Sorry I got your intention wrong and glad your agreed. :)

> On Dec 25, 2014, at 10:39 AM, Rick Waldron <waldron.r...@gmail.com> wrote:
> 
> To be clear, the only conclusion to be drawn from my exercise was that there 
> isn't a broad pain being felt by all developers all the time, going out of 
> their way to explicitly define non-enumerable properties. My motivation 
> always begins at: how to evolve the language based on the most common 
> developer patterns. In the absence of a compelling hardship, I don't see the 
> benefit of changing the default definition semantics—but—as I my own 
> understanding evolves, I think I'm in agreement with Brendan and Yehuda (and 
> whoever else) that: enumerable in obj lit, non-enumerable in class body is 
> reasonable path forward. 
> 
> Rick
> On Wed, Dec 24, 2014 at 9:21 PM Glen Huang <curvedm...@gmail.com 
> <mailto:curvedm...@gmail.com>> wrote:
> Just my 2 cents:
> 
> 1. Rick’s field test approach is epic. Encourage me to get my hands dirty. :)
> 
>    However, the conclusion I get from these tests is that not many developers 
> explicitly set things to be non-enumerable. This does not directly translate 
> to “many developers care about prototype properties being enumerable”.
> 
>    I agree with Andrea here that `hasOwnProperty` has to be taken into 
> consideration. Especially whether people use `hasOwnProperty` inside “for 
> in”. Because that’s what enumerability of class syntax will eventually 
> affect. Nothing else matters if I’m not wrong. (This seems to also be Allen’s 
> opinion)
> 
> 2. Allen’s study addressed exactly that.
> 
>    Especially the "ENUMERATION WITH FOR…IN” chapter. And again, epic. :)
> 
>    The conclusion in the study is that not many people use “hasOwnProperty” 

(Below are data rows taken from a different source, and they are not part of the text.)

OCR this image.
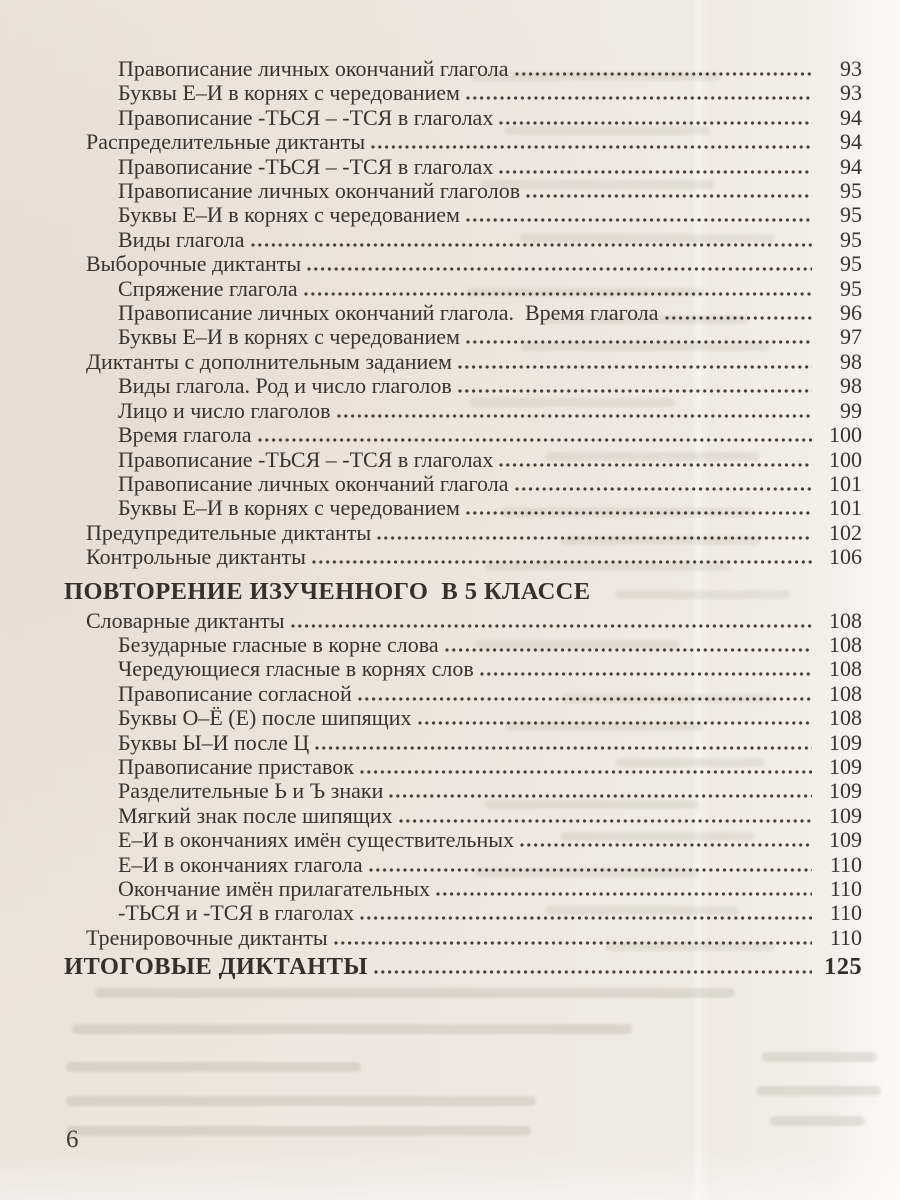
Правописание личных окончаний глагола	93
Буквы Е–И в корнях с чередованием	93
Правописание -ТЬСЯ – -ТСЯ в глаголах	94
Распределительные диктанты	94
Правописание -ТЬСЯ – -ТСЯ в глаголах	94
Правописание личных окончаний глаголов	95
Буквы Е–И в корнях с чередованием	95
Виды глагола	95
Выборочные диктанты	95
Спряжение глагола	95
Правописание личных окончаний глагола.  Время глагола	96
Буквы Е–И в корнях с чередованием	97
Диктанты с дополнительным заданием	98
Виды глагола. Род и число глаголов	98
Лицо и число глаголов	99
Время глагола	100
Правописание -ТЬСЯ – -ТСЯ в глаголах	100
Правописание личных окончаний глагола	101
Буквы Е–И в корнях с чередованием	101
Предупредительные диктанты	102
Контрольные диктанты	106
ПОВТОРЕНИЕ ИЗУЧЕННОГО  В 5 КЛАССЕ
Словарные диктанты	108
Безударные гласные в корне слова	108
Чередующиеся гласные в корнях слов	108
Правописание согласной	108
Буквы О–Ё (Е) после шипящих	108
Буквы Ы–И после Ц	109
Правописание приставок	109
Разделительные Ь и Ъ знаки	109
Мягкий знак после шипящих	109
Е–И в окончаниях имён существительных	109
Е–И в окончаниях глагола	110
Окончание имён прилагательных	110
-ТЬСЯ и -ТСЯ в глаголах	110
Тренировочные диктанты	110
ИТОГОВЫЕ ДИКТАНТЫ	125
6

> with “for in”. However, one thing I think is still missing is to examine that 
> what kinds of objects are being used with “for in”. For example, if this is 
> how they use “for in”:
> 
> ```
> var defaults = { … };
> for (var key in defaults) { … }
> ```
> 
> or
> 
> ```
> var defaults = { … };
> var options = Object.create(defaults);
> for (var key in options) { … }
> ```
> 
> Then it should be totally fine if they don’t use “hasOwnProperty” and they 
> don’t adding things to Object.prototype. (I think whether they (or the libs 
> they use) add properties to Object.prototype should also be examined in this 
> case).
> 
> Also “for in” over DOM objects should also be examined. Because enumerability 
> of class syntax doesn’t matter here even if they don’t use “hasOwnProperty”.
> 
> So it pretty much comes down to this:
> 
> Do many developers use “for in” over objects created by user created 
> constructors and don’t use “hasOwnProperty” when they do that.
> 
> If the answer is “yes”, then default class syntax to non-enum is probably not 
> a good idea. Otherwise, it should be fine.
> 
> I will do some tests to see if I can answer that question with some concrete 
> data. (probably is going to take some time, I don’t see reliable way of 
> testing that right now).
> 
> > On Dec 25, 2014, at 8:56 AM, Brendan Eich <bren...@mozilla.org 
> > <mailto:bren...@mozilla.org>> wrote:
> >
> > Sorry, you can't use small-world reasoning about programming in the large, 
> > especially with JS on the web. for-in proliferated, before hasOwnProperty 
> > appeared in ES3. Even after, the burden was high enough, per that study 
> > Allen cited 
> > (http://munawarhafiz.com/research/jssurvey/GHB14-JSUsedParts.pdf 
> > <http://munawarhafiz.com/research/jssurvey/GHB14-JSUsedParts.pdf>). for-in 
> > ain't going away.
> >
> > If you are saying we should make class prototype methods non-enumerable in 
> > ES6, I agree. If you're saying it won't matter that they remain as drafted, 
> > enumerable, because everyone will stop using for-in. I don't buy it. If you 
> > are suggesting that for-in-based code won't be run on class prototypes, 
> > perhaps -- but that's a gamble.
> >
> > /be
> >
> > Gary Guo wrote:
> >> Actually I believe that there will not be many cases that we need to use 
> >> for-in loop in ES6. In most cases enumerate through properties in the 
> >> prototype chain is not preferable. for-of Object.keys should be enough for 
> >> enumeration with own properties. If my assumption is correct, since we are 
> >> less likely to use legacy ways, we will be more able to make a change.